Search code examples
c#httpwebrequestwebclientddos

How to: fetch data from a site without doing a Denial of Service attack / know when there is knew data on a site


I'm trying to fetch data from a site using httpwebrequest\webclient, so what im doing is sending a request to get the site's html every 30 secounds.

Whats is happenin is that the site is blocking me for a Denial of Service attack because i send too much request from the computer.

How can i know when there is new data on a site without fetching data every 30 secounds?

OR

How can i fetch data from a site every 30 secounds without getting blocked for Denial of Service attack?
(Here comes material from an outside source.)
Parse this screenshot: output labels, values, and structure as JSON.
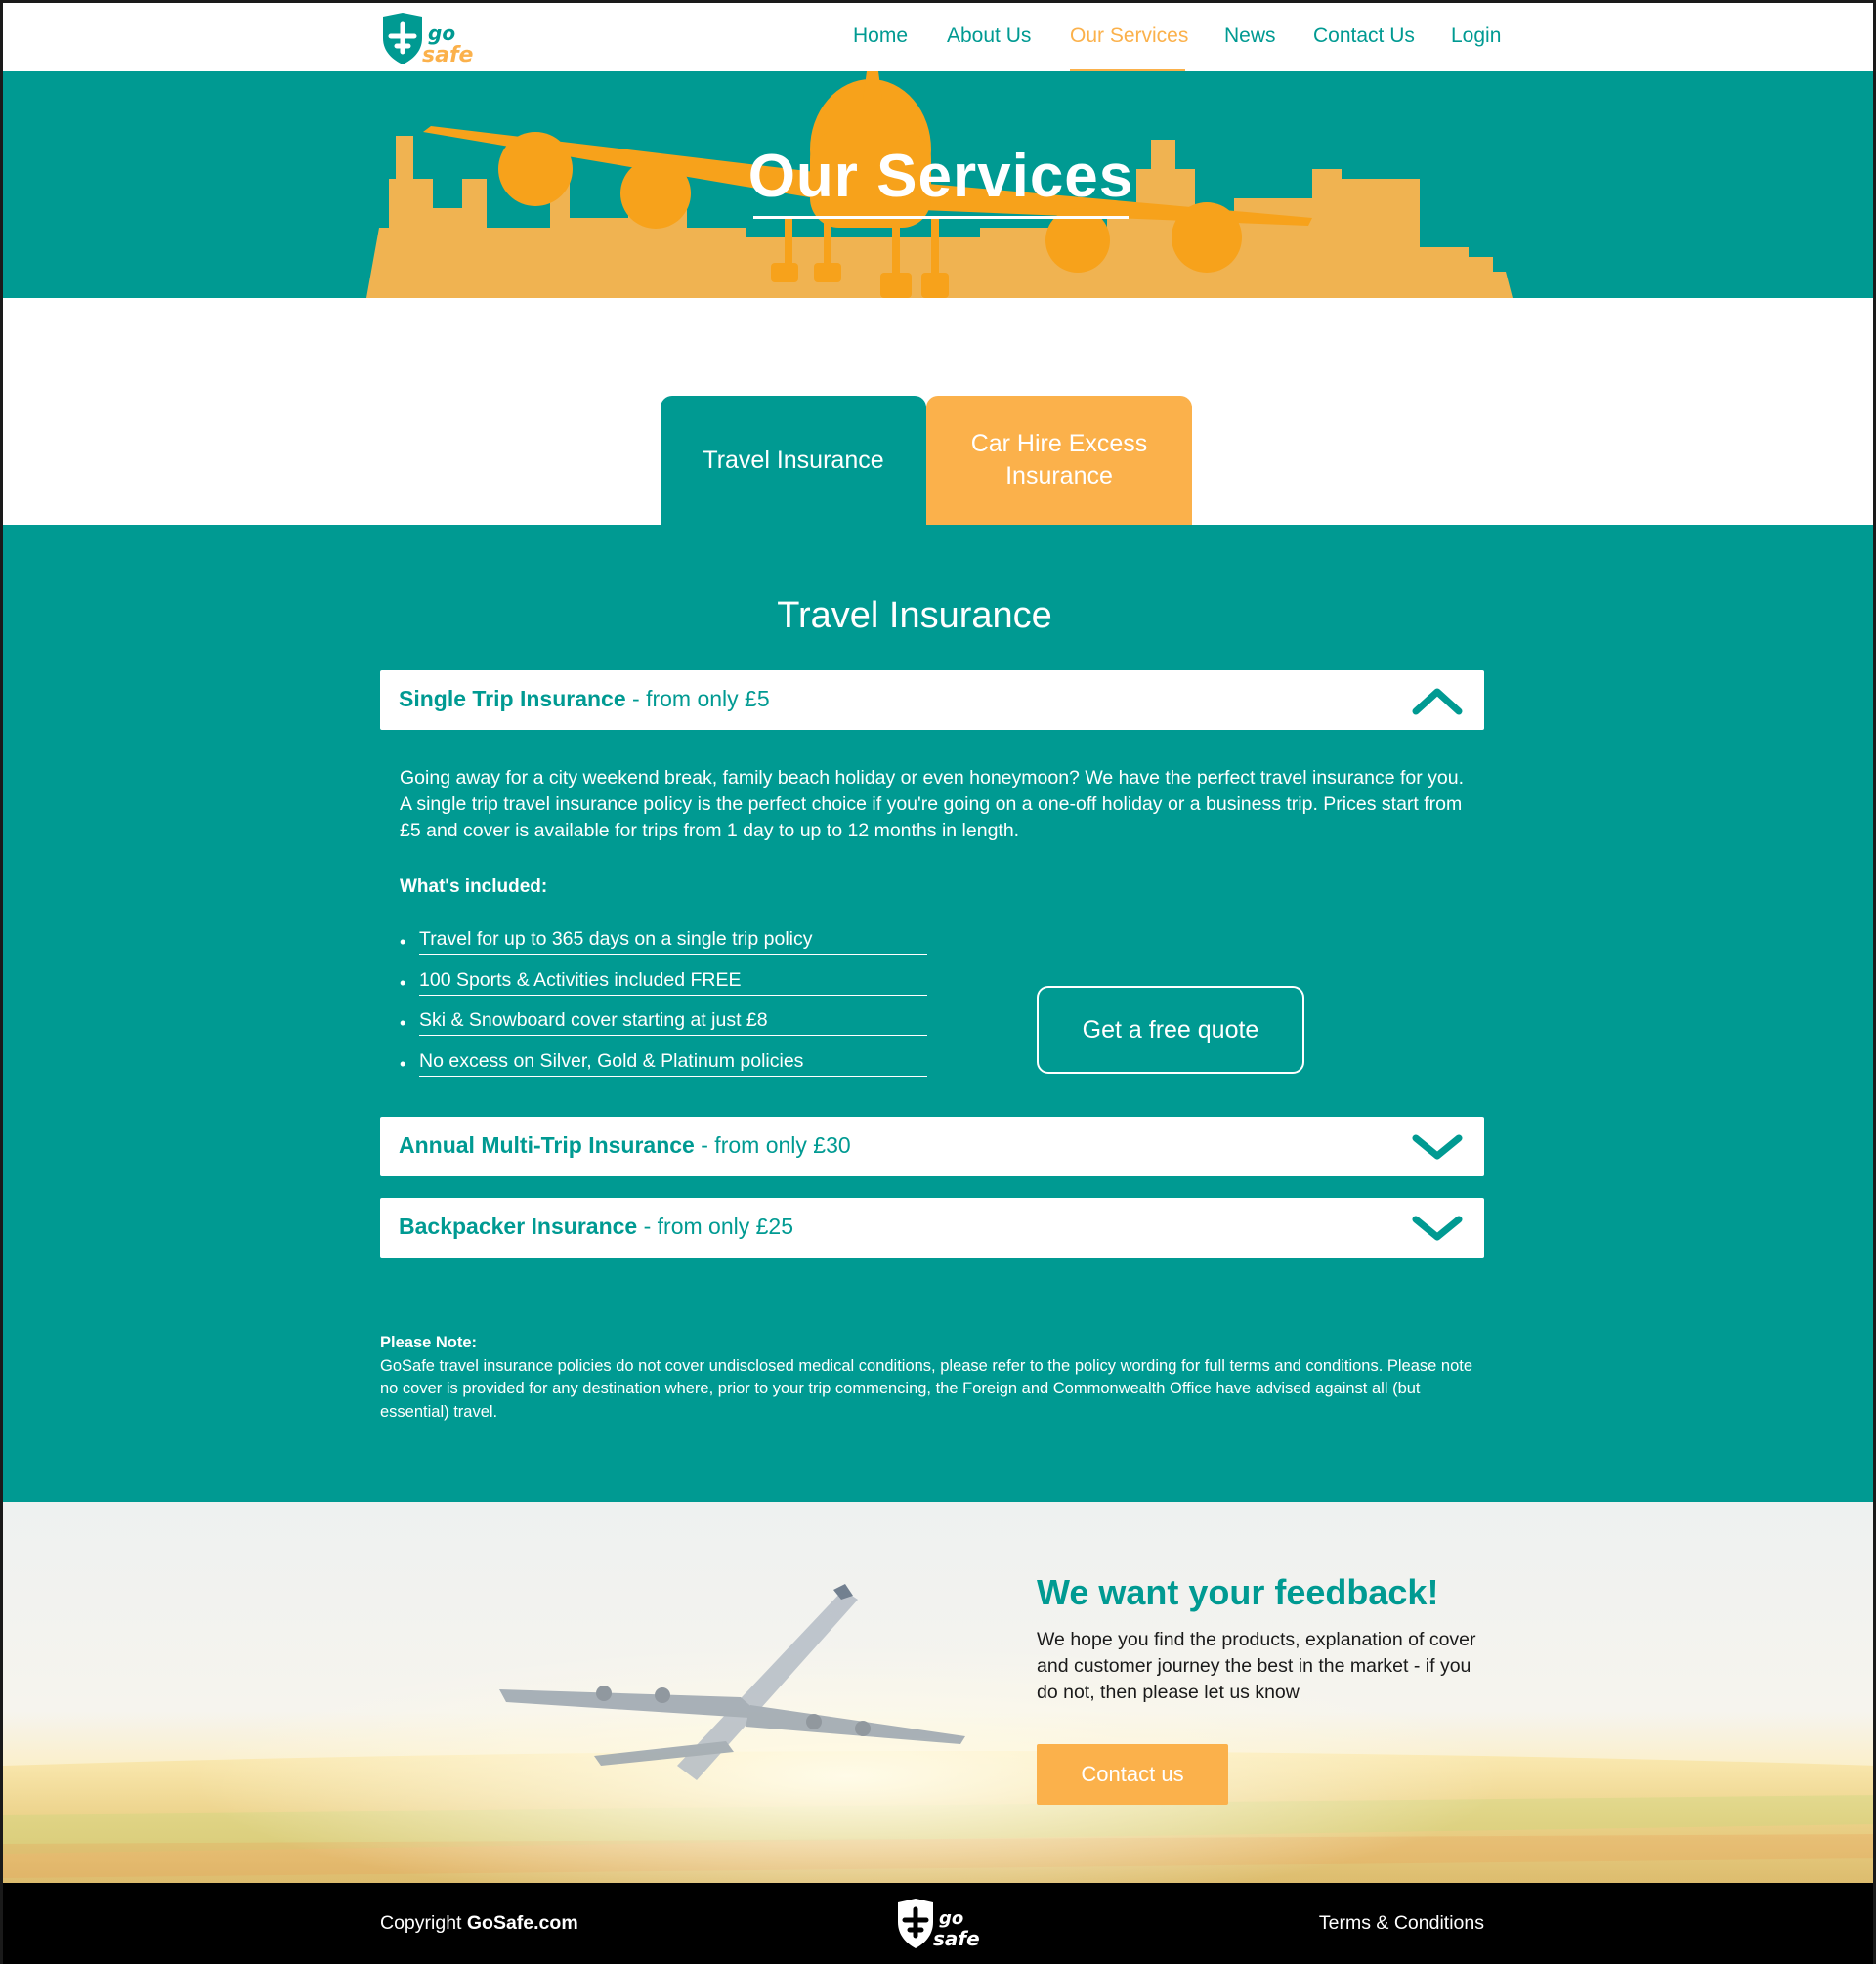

ok so im adding some code:

public void DownloadFile(String remoteFilename, String localFilename)
{
            Stream remoteStream = null;
            Stream localStream = null;
            HttpWebRequest gRequest = (HttpWebRequest)WebRequest.Create(remoteFilename);
            gRequest.UserAgent = "Mozilla/5.0 (Windows; U; Windows NT 6.1; en-GB; rv:1.9.1.8) Gecko/20100202 Firefox/3.5.8 GTBDFff GTB7.0";

            gRequest.CookieContainer = new CookieContainer();
            gRequest.Accept = " text/html,application/xhtml+xml,application/xml;q=0.9,*/*;q=0.8, */*";
            gRequest.KeepAlive = true;
            gRequest.ContentType = @"application/x-www-form-urlencoded";


            #region CookieManagement
            if (gCookies != null && gCookies.Count > 0)
            {
                gRequest.CookieContainer.Add(gCookies);
            }

            HttpWebResponse gResponse;

            try{
                gResponse = (HttpWebResponse)gRequest.GetResponse();

                //check if the status code is http 200 or http ok

                if (gResponse.StatusCode == HttpStatusCode.OK)
                {
                    remoteStream = gResponse.GetResponseStream();
                    localStream = File.Create(localFilename);
                    byte[] buffer = new byte[1024];
                    int bytesRead;

                    do
                    {
                        // Read data (up to 1k) from the stream
                        bytesRead = remoteStream.Read(buffer, 0, buffer.Length);

                        // Write the data to the local file
                        localStream.Write(buffer, 0, bytesRead);
                    } while (bytesRead > 0);
                }
                else
                {
                    MessageBox.Show("Error!");
                    Application.Exit();
                }

                if (gResponse != null) gResponse.Close();
                if (remoteStream != null) remoteStream.Close();
                if (localStream != null) localStream.Close();
            }
            catch (Exception e)
            {
                MessageBox.Show(e.ToString());
                Application.Exit();
            }
            #endregion
        }

and in the timer:

DownloadFile("http://www.fxp.co.il/forumdisplay.php?f=2709", @"C:\tmph.html");

so this forum is a buy\sell forum, so what im trying to do is to get the forum html every 30 sec, check the html for number of unread "buy" posts using htmlagilitypack.


Solution

  • You can use a longer polling interval and do HEAD requests to avoid fetching the entire document. You can parse the header returned and only do the GET if it is different from the previous header.